Very strong conservations of collinearity between A- and B- genome were found in DPL1 segments of chromosome 1 and DPL2 segments of chromosome 6 in Oryza respectively, but no paralogs were identified between DPL1 and DPL2 segments except DPL genes. We also found two segments in L. perrieri that show good collinearity with DPL1 and DPL2 segments but DPL-like gene only occurs in the segment that has collinearity with DPL2 segments.

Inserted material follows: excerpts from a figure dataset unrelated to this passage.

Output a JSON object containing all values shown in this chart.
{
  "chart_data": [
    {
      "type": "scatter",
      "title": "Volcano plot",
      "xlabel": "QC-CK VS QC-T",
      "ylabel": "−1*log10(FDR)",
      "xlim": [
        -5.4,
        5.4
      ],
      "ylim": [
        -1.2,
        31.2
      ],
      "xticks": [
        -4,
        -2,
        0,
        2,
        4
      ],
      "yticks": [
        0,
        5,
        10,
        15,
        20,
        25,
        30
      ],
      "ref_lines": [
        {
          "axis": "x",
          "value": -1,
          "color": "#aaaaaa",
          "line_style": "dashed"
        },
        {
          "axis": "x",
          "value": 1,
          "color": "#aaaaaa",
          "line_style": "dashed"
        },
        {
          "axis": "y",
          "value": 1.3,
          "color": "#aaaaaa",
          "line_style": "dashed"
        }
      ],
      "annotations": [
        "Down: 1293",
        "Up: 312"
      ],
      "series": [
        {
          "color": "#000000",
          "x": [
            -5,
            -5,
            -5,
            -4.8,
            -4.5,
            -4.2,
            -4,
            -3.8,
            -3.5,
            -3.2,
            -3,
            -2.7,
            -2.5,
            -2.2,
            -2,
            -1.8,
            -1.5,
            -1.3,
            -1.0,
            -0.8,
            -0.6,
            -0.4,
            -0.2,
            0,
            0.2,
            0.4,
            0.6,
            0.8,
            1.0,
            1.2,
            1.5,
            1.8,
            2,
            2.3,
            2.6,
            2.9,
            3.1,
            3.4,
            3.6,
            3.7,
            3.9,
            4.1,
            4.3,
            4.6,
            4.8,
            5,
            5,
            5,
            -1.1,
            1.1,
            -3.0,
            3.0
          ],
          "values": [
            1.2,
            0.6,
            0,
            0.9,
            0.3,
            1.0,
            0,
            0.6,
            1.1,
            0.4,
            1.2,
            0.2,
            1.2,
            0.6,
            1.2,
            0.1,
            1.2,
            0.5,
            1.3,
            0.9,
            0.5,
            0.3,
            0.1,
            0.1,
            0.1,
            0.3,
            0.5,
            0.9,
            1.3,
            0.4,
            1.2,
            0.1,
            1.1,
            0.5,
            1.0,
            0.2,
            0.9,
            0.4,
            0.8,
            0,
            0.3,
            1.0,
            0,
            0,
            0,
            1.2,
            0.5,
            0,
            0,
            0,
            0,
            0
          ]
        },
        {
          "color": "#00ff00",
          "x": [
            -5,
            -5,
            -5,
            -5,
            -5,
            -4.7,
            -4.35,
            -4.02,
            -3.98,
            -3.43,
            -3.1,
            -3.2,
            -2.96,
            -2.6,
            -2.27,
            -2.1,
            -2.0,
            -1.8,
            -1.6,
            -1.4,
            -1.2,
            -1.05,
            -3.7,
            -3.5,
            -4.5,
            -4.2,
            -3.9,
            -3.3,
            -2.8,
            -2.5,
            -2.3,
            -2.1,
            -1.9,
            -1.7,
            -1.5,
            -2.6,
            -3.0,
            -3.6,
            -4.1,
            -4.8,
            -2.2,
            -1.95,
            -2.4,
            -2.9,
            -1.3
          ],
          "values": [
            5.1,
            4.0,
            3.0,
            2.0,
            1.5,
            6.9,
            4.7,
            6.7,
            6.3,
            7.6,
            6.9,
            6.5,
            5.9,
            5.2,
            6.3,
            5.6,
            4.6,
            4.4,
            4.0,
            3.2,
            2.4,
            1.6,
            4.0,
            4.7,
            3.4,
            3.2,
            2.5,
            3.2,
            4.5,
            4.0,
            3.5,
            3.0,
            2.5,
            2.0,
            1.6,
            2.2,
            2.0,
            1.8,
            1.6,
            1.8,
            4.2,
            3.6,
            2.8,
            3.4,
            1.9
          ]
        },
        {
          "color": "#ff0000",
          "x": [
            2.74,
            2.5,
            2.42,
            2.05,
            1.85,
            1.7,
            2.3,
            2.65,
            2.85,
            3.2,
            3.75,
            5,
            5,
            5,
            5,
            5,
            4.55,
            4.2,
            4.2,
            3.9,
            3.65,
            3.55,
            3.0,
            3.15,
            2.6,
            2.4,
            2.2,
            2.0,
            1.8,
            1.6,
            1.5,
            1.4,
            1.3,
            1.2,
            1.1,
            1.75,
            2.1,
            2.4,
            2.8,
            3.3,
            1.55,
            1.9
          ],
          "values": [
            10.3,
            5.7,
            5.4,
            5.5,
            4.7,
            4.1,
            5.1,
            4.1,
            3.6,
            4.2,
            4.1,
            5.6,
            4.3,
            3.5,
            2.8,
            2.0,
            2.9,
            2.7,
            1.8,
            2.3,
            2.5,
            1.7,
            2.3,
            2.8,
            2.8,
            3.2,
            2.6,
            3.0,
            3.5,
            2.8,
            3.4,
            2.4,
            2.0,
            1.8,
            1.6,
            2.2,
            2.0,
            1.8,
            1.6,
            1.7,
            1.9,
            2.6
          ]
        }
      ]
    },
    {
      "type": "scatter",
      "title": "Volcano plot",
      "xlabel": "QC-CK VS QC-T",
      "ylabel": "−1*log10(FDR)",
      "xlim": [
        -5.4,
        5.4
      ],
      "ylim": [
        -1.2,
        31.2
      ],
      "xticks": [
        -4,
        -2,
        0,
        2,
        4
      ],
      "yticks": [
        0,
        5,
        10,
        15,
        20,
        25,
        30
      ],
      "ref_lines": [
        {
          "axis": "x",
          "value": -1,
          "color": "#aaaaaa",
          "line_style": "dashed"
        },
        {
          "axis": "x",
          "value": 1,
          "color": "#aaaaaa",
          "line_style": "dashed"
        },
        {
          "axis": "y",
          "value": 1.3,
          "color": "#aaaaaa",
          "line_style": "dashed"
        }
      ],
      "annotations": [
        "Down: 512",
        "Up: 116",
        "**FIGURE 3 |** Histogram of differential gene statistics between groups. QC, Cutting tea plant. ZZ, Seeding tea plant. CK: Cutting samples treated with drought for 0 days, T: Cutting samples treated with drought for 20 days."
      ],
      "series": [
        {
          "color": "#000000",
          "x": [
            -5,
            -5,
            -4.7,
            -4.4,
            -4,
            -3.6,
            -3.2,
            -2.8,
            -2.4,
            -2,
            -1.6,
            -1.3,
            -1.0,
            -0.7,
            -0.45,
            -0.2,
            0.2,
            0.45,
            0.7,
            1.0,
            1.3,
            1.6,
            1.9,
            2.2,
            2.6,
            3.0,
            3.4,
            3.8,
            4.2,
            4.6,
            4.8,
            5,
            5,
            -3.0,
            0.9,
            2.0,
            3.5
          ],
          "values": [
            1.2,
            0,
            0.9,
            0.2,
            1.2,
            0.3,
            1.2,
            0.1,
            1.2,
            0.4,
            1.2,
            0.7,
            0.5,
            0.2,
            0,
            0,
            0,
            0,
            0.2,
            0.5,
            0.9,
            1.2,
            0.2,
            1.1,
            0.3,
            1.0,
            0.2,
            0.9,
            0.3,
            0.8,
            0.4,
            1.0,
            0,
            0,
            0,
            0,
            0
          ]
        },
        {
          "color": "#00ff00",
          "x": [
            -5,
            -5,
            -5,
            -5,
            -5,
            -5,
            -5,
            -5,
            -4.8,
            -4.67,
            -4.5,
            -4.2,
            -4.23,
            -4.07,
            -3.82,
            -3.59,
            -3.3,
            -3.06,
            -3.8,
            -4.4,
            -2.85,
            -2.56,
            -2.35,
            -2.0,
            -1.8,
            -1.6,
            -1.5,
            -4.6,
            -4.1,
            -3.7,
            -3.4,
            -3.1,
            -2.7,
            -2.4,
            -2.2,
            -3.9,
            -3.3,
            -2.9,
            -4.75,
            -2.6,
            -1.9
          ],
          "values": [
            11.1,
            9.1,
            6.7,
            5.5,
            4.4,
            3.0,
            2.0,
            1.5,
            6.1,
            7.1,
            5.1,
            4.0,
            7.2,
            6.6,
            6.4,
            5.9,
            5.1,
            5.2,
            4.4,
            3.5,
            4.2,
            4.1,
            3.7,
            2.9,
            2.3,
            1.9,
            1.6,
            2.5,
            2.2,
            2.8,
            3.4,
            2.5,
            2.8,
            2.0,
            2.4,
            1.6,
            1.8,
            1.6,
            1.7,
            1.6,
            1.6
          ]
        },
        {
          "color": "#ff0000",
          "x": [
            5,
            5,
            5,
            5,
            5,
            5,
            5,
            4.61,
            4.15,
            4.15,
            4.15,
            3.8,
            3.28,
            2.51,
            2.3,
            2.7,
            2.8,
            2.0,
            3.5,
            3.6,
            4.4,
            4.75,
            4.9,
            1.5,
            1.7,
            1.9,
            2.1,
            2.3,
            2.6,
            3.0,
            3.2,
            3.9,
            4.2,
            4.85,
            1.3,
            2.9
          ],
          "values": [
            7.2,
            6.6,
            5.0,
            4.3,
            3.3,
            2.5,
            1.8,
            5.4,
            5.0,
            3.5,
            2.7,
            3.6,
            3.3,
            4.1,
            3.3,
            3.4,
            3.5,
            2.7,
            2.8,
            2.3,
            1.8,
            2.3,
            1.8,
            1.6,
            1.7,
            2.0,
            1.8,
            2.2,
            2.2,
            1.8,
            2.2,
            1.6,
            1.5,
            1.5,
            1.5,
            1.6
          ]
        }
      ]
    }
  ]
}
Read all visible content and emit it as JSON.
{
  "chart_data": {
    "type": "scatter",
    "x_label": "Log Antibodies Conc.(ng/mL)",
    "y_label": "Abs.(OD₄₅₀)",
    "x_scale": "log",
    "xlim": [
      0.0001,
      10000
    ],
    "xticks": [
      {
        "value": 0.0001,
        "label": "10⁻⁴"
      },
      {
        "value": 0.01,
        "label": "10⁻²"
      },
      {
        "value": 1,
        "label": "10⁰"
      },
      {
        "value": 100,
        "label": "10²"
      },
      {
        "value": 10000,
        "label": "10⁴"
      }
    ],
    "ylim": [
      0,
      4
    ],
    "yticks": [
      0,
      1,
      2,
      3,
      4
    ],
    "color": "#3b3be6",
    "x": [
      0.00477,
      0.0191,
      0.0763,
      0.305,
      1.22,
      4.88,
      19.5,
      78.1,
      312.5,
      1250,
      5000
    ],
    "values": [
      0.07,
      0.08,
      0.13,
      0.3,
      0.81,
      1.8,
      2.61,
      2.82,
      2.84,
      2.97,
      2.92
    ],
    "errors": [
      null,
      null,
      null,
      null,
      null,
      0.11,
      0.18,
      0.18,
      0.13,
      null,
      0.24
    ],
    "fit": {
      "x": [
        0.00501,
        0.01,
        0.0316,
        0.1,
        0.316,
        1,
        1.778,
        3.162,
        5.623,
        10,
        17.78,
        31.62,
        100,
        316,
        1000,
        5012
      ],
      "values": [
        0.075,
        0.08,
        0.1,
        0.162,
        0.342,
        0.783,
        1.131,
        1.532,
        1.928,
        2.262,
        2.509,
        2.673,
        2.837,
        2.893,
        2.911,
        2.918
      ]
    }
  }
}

We detected TE in intergenic regions of upstream and downstream of DPL1 in A- and B-genome and identified TEs of several DNA Transposon families, including Helitron, PIF, TcMar-Stowaway, CMC-EnSpm, hAT-Ac, MULE-MuDR (Additional File 4). We also found a pair of 9-bp (GAKCTGCCA) repeat sequences that occurs at both the upstream and downstream of DPL1, and the genomic regions between the pair of repeat sequences were orthologous between A- and B-genome (Additional File 4). However, we failed to identify any target site of duplication between these TEs and DPL1.
Test for selection
We performed the program codeml of PAML to detect significant difference of selective pressure on DPL genes under branch models. In the analysis, we focused on the ω ratios (ω = dN/dS) of four branches containing A-, B- and C genomes (Figure 4). ω1 indicates selective pressure on DPL genes in the branch of the most recent common ancestor of A-, B- and C-genomes. ω2 refers to that of A- and B- genome, representing the lineage before the duplication. ω3 and ω4 show selective pressure in DPL2 and DPL1 lineages respectively, representing the two branches after the duplication. At first, we used M0 Model as a null hypothesis in which one single ω ratio was assumed for all branches. There is no any restriction on ω ratio for any branch in the assumption of Model M1 while ω ratios are set to be different between any two branches in that of Model 2.0. We found significant differences between M1 and M0 Models and between M2.0 and M0 Models (Table 1), rejecting the null hypothesis M0 Model. M2.1-M2.6 assume that there are at least two equal ω ratios, but none of the models is significantly different from M2.0, supporting the M2.0 Model that ω1~ω4 are different from each other. Hence we accepted M2.0 Model as the most suitable model to describe the selective pressures on DPL genes. In this Model, we found ω1 is obviously greater than one (10.716) that may caused by nucleotide substitution saturation because it is mainly estimated using the outgroup L. perrieri that has a long divergence time from the most recent common ancestor of A-, B- and C-genome [29]. The ω2 ratio before the duplication is 0.314 that is lower than the ratio of the DPL1 lineage (ω4=0.556) but higher than the DPL2 lineage (ω3=0.186), suggesting a relaxation of selective pressure in DPL1 lineage and an enhancement of selective constraint in DPL2 lineage after the duplication.